Opening day isn't in two cities

elsewhere, it's special Hub bilingual classes are ordered restored

US District Judge W. Arthur Garrity Jr. yesterday said the Boston School Committee violated desegregation orders when it voted last spring to eliminate Spanish bilingual programs at two high schools.

Ruling from the bench after a 2 1/2-hour hearing, Garrity ordered that bilingual programs at South Boston and English high schools involving 170 students be restored for this school year, which begins today.

Garrity, who originally ordered the desegregation of Boston schools in 1974, said the committee’s decision to scrap bilingual programs for a savings of $ 200,000 “violated an affirmative duty to take reasonable steps to preserve desegregation already achieved.”

Caroline Playter, an attorney for El Comite de Padres, a group of Hispanic parents, had argued that school authorities failed to consider how their decision would alter the racial makeup of individual schools.

For example, she said, eliminating Spanish bilingual programs at South Boston High reduces the number of Hispanic students in predominantly white South Boston.

Playter also said scrapping the programs hurt the education of Hispanic students, a minority group struggling to curb its dropout rate. Currently, one out of every two Hispanic ninth-grade students in Boston drops out before graduation.

Garrity also said the School Department moved too quickly to end the programs without adequately consulting parents.

Some School Committee members condemned the judge’s decision, saying it reflects heightened federal involvement in the Boston public schools at a time when it had been waning.

“This is the type of court interference that has to stop,” said School Committee President John A. Nucci.

Superintendent Laval S. Wilson said the School Committee may convene a special meeting tonight to decide on an appeal.

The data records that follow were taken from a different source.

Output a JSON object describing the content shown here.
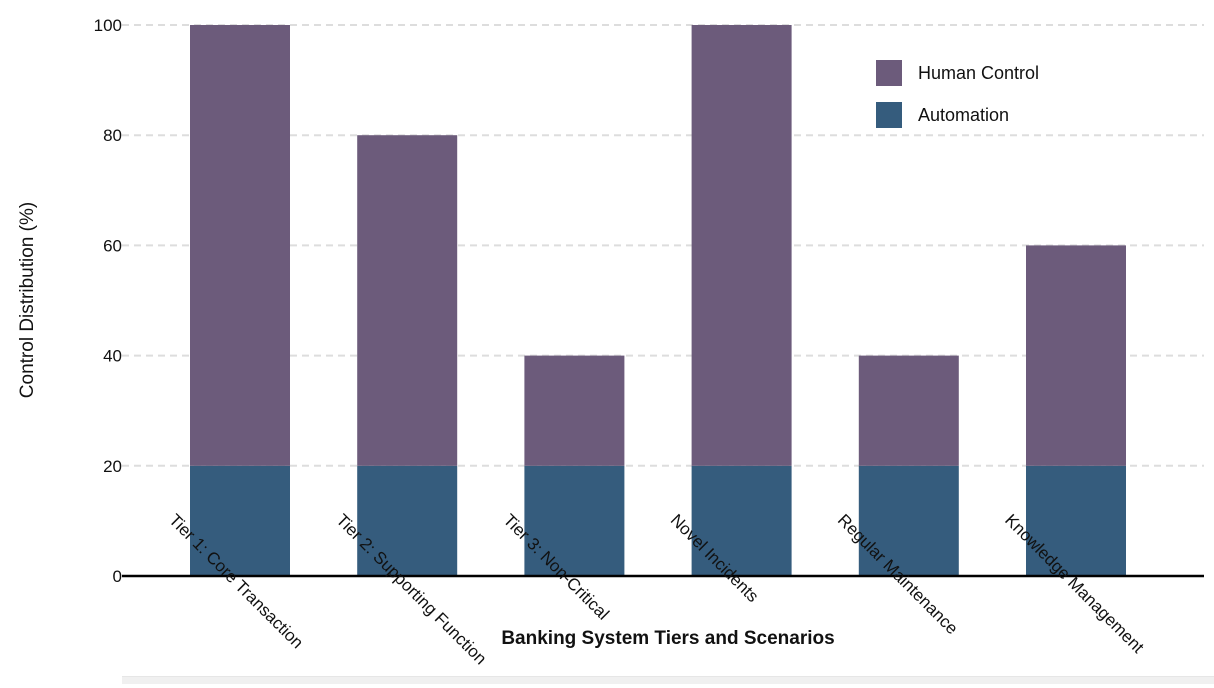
{
  "chart_data": {
    "type": "bar",
    "stacked": true,
    "categories": [
      "Tier 1: Core Transaction",
      "Tier 2: Supporting Function",
      "Tier 3: Non-Critical",
      "Novel Incidents",
      "Regular Maintenance",
      "Knowledge Management"
    ],
    "series": [
      {
        "name": "Automation",
        "values": [
          20,
          20,
          20,
          20,
          20,
          20
        ],
        "color": "#355c7d"
      },
      {
        "name": "Human Control",
        "values": [
          80,
          60,
          20,
          80,
          20,
          40
        ],
        "color": "#6c5b7b"
      }
    ],
    "title": "",
    "xlabel": "Banking System Tiers and Scenarios",
    "ylabel": "Control Distribution (%)",
    "ylim": [
      0,
      100
    ],
    "yticks": [
      0,
      20,
      40,
      60,
      80,
      100
    ],
    "grid": true,
    "legend": {
      "placement": "top-right",
      "order": [
        "Human Control",
        "Automation"
      ]
    }
  }
}
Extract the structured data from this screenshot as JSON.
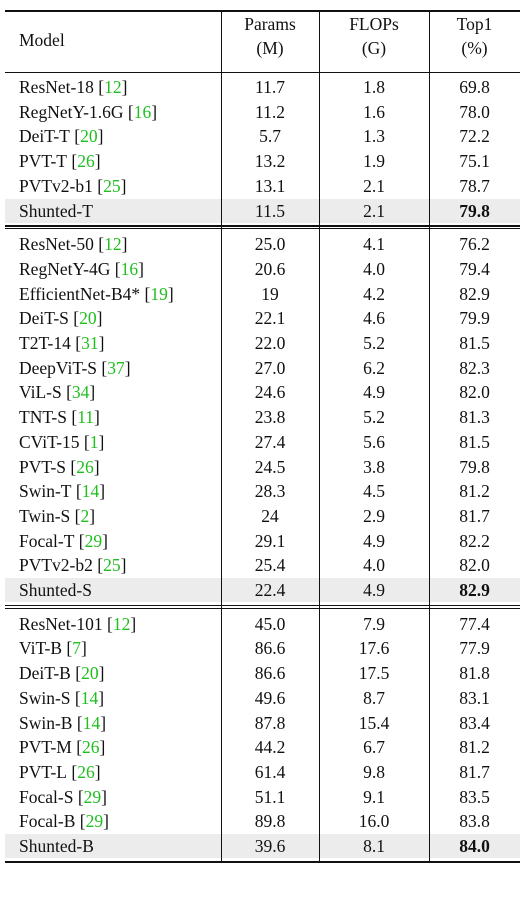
{
  "table": {
    "header": {
      "model": "Model",
      "params": [
        "Params",
        "(M)"
      ],
      "flops": [
        "FLOPs",
        "(G)"
      ],
      "top1": [
        "Top1",
        "(%)"
      ]
    },
    "groups": [
      {
        "rows": [
          {
            "model": "ResNet-18",
            "ref": "12",
            "params": "11.7",
            "flops": "1.8",
            "top1": "69.8"
          },
          {
            "model": "RegNetY-1.6G",
            "ref": "16",
            "params": "11.2",
            "flops": "1.6",
            "top1": "78.0"
          },
          {
            "model": "DeiT-T",
            "ref": "20",
            "params": "5.7",
            "flops": "1.3",
            "top1": "72.2"
          },
          {
            "model": "PVT-T",
            "ref": "26",
            "params": "13.2",
            "flops": "1.9",
            "top1": "75.1"
          },
          {
            "model": "PVTv2-b1",
            "ref": "25",
            "params": "13.1",
            "flops": "2.1",
            "top1": "78.7"
          },
          {
            "model": "Shunted-T",
            "ref": "",
            "params": "11.5",
            "flops": "2.1",
            "top1": "79.8",
            "highlight": true
          }
        ]
      },
      {
        "rows": [
          {
            "model": "ResNet-50",
            "ref": "12",
            "params": "25.0",
            "flops": "4.1",
            "top1": "76.2"
          },
          {
            "model": "RegNetY-4G",
            "ref": "16",
            "params": "20.6",
            "flops": "4.0",
            "top1": "79.4"
          },
          {
            "model": "EfficientNet-B4*",
            "ref": "19",
            "params": "19",
            "flops": "4.2",
            "top1": "82.9"
          },
          {
            "model": "DeiT-S",
            "ref": "20",
            "params": "22.1",
            "flops": "4.6",
            "top1": "79.9"
          },
          {
            "model": "T2T-14",
            "ref": "31",
            "params": "22.0",
            "flops": "5.2",
            "top1": "81.5"
          },
          {
            "model": "DeepViT-S",
            "ref": "37",
            "params": "27.0",
            "flops": "6.2",
            "top1": "82.3"
          },
          {
            "model": "ViL-S",
            "ref": "34",
            "params": "24.6",
            "flops": "4.9",
            "top1": "82.0"
          },
          {
            "model": "TNT-S",
            "ref": "11",
            "params": "23.8",
            "flops": "5.2",
            "top1": "81.3"
          },
          {
            "model": "CViT-15",
            "ref": "1",
            "params": "27.4",
            "flops": "5.6",
            "top1": "81.5"
          },
          {
            "model": "PVT-S",
            "ref": "26",
            "params": "24.5",
            "flops": "3.8",
            "top1": "79.8"
          },
          {
            "model": "Swin-T",
            "ref": "14",
            "params": "28.3",
            "flops": "4.5",
            "top1": "81.2"
          },
          {
            "model": "Twin-S",
            "ref": "2",
            "params": "24",
            "flops": "2.9",
            "top1": "81.7"
          },
          {
            "model": "Focal-T",
            "ref": "29",
            "params": "29.1",
            "flops": "4.9",
            "top1": "82.2"
          },
          {
            "model": "PVTv2-b2",
            "ref": "25",
            "params": "25.4",
            "flops": "4.0",
            "top1": "82.0"
          },
          {
            "model": "Shunted-S",
            "ref": "",
            "params": "22.4",
            "flops": "4.9",
            "top1": "82.9",
            "highlight": true
          }
        ]
      },
      {
        "rows": [
          {
            "model": "ResNet-101",
            "ref": "12",
            "params": "45.0",
            "flops": "7.9",
            "top1": "77.4"
          },
          {
            "model": "ViT-B",
            "ref": "7",
            "params": "86.6",
            "flops": "17.6",
            "top1": "77.9"
          },
          {
            "model": "DeiT-B",
            "ref": "20",
            "params": "86.6",
            "flops": "17.5",
            "top1": "81.8"
          },
          {
            "model": "Swin-S",
            "ref": "14",
            "params": "49.6",
            "flops": "8.7",
            "top1": "83.1"
          },
          {
            "model": "Swin-B",
            "ref": "14",
            "params": "87.8",
            "flops": "15.4",
            "top1": "83.4"
          },
          {
            "model": "PVT-M",
            "ref": "26",
            "params": "44.2",
            "flops": "6.7",
            "top1": "81.2"
          },
          {
            "model": "PVT-L",
            "ref": "26",
            "params": "61.4",
            "flops": "9.8",
            "top1": "81.7"
          },
          {
            "model": "Focal-S",
            "ref": "29",
            "params": "51.1",
            "flops": "9.1",
            "top1": "83.5"
          },
          {
            "model": "Focal-B",
            "ref": "29",
            "params": "89.8",
            "flops": "16.0",
            "top1": "83.8"
          },
          {
            "model": "Shunted-B",
            "ref": "",
            "params": "39.6",
            "flops": "8.1",
            "top1": "84.0",
            "highlight": true
          }
        ]
      }
    ],
    "colors": {
      "text": "#111111",
      "ref": "#1fbf1f",
      "highlight": "#ececec"
    }
  }
}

School Department lawyers had argued that the decision to eliminate bilingual programs at two schools was part of a long-range decision to consolidate its bilingual programs. Keeping bilingual programs in a limited number of sites, instead of spread across many schools, enables staff to offer more comprehensive and quality services, school officials said.

Under the plan, part of a package of cost savings made last spring, bilingual students at South Boston High would have attended bilingual programs at Dorchester High.

The Spanish bilingual students at English High, a citywide magnet school, would have been assigned different high schools throughout the city.

School Committee member Juanita Wade (Roxbury) said she had originally thought consolidation was a good idea, but now sympathizes with the Hispanic students. She said she would vote not to appeal the decision.

“I don’t think being forced to postpone the decision is a slap in the face to the School Committee,” she said.

Dozens of Hispanic parents and students expressed happiness with Garrity’s decision, which culminated a grass-roots effort that began last spring to maintain the programs.

“It’s a victory for the kids,” said Antonio Molina, president of the Bilingual Master Parent Advisory Council.

Jerome Winegar, headmaster at South Boston High School, who testified at the hearing, said he was pleased by the judge’s decision. He said forcing the bilingual students at his school to adjust to another school at this time “would have caused difficulty.”